We performed typing by using MLSTFinder v2.0.9 and spaTyper (Genomic Epidemiology Center, http://www.genomicepidemiology.org) and identified resistance and virulence genes by using ResFinder 4.1 and VirulenceFinder v2.0.3 (Genomic Epidemiology Center) (identity ˃95%) and confirmed resistance genes by using CARD 3.2.9. (https://card.mcmaster.ca). We characterized the genetic environment of transposon Tn554 by using Bakta 1.9.1 (https://bakta.computational.bio).

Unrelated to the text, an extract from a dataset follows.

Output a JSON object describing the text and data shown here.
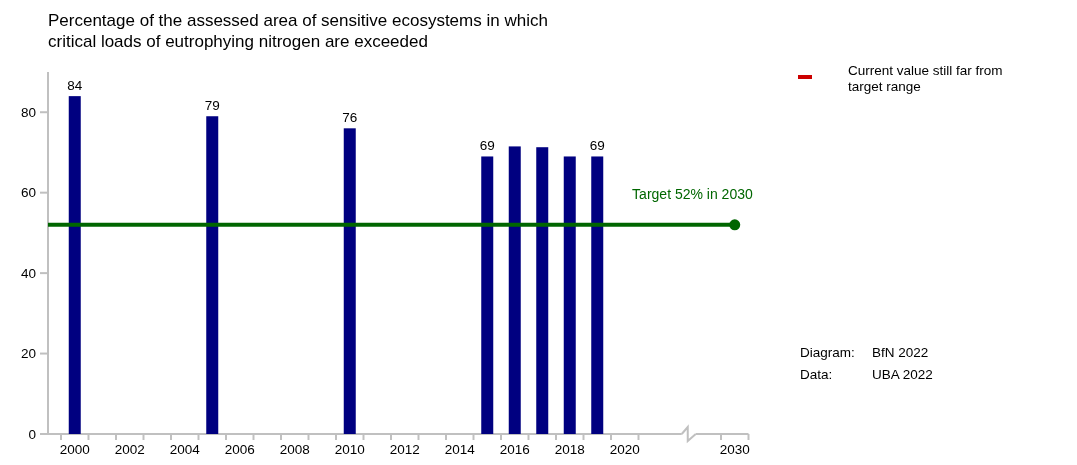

To compare sequences, we used the National Center for Biotechnology Information (NCBI) BLASTn tool (https://blast.ncbi.nlm.nih.gov).
We constructed a single-nucleotide polymorphism-based phylogeny by using Roary as previously published (6) (Roary v3.13.0, Gubbins v2.4.1, and snp-dists v0.7.0; https://github.com) on all CC398 PVL-positive isolates retrieved from the RefSeq database (https://www.ncbi.nlm.nih.gov/refseq) as of March 2024 and from selected publications of interest from which data were not retrieved in the RefSeq database (1,4,5,11,12). We used iTOL v6 (https://itol.embl.de) to visualize phylogenetic trees. Raw data of the sequenced strains are available in GenBank (accession no. PRJNA1095719).
We tested 103 human MRSA isolates from the Czech Republic; 5 (4.9%) isolates were identified as CC398 and PVL positive and 8 (7.8%) as CC398 and PVL negative. All 5 PVL-positive isolates came from abscess swab samples; the average patient age was 27 years (range 18-45 years). Three patients were from outside the Czech Republic (2 from Asia, 1 from Ukraine), and the other 2 were Czech nationals with no known travel history. All 5 isolates showed identical phenotypes: resistant to cefoxitin, clindamycin, erythromycin, and tetracycline. Four isolates belonged to ST1232 with spa-type t034, and the fifth isolate was ST9181 (a single-locus variant of ST1232) with spa-type t571. spa-types t571 and t034 are closely related. All isolates carried the SCCmec type V(5C2).
We analyzed the ermA and ant (9)-Ia genes as part of the Tn554 transposon on the PVL-positive isolates, which includes transposition-related genes tnpA, tnpB, and tnpC with the resistance genes oriented in opposite directions (Figure). We identified the ermA gene by using ResFinder (sequence identity 95%) and CARD (sequence identity 85%). Alignment with the ResFinder reference (EU348758) revealed 21 nt differences compared with the reference from Streptococcus suis. BLASTn and BLASTp analyses showed 100% identity/coverage at nucleotide and protein levels for ermA variants in PVL-positive ST1232 genomes, explaining the undetected ermA gene in some MRSA ST1232 studies despite reported phenotypic resistance (Appendix).
We constructed a single-nucleotide polymorphism-based phylogenetic tree (Appendix Figure), incorporating PVL-positive isolates from the RefSeq database and major publications. We also included PVL-negative human and animal genomes from clades I, II-GOI, and IIa-GOI, positioning the 5 isolates from the Czech Republic within evolutionary pathways of related isolates. The ST1232 genomes, including those from the Czech Republic, formed a subclade within II-GOI, emerging since 2013 as the main PVL-positive CC398 carriers.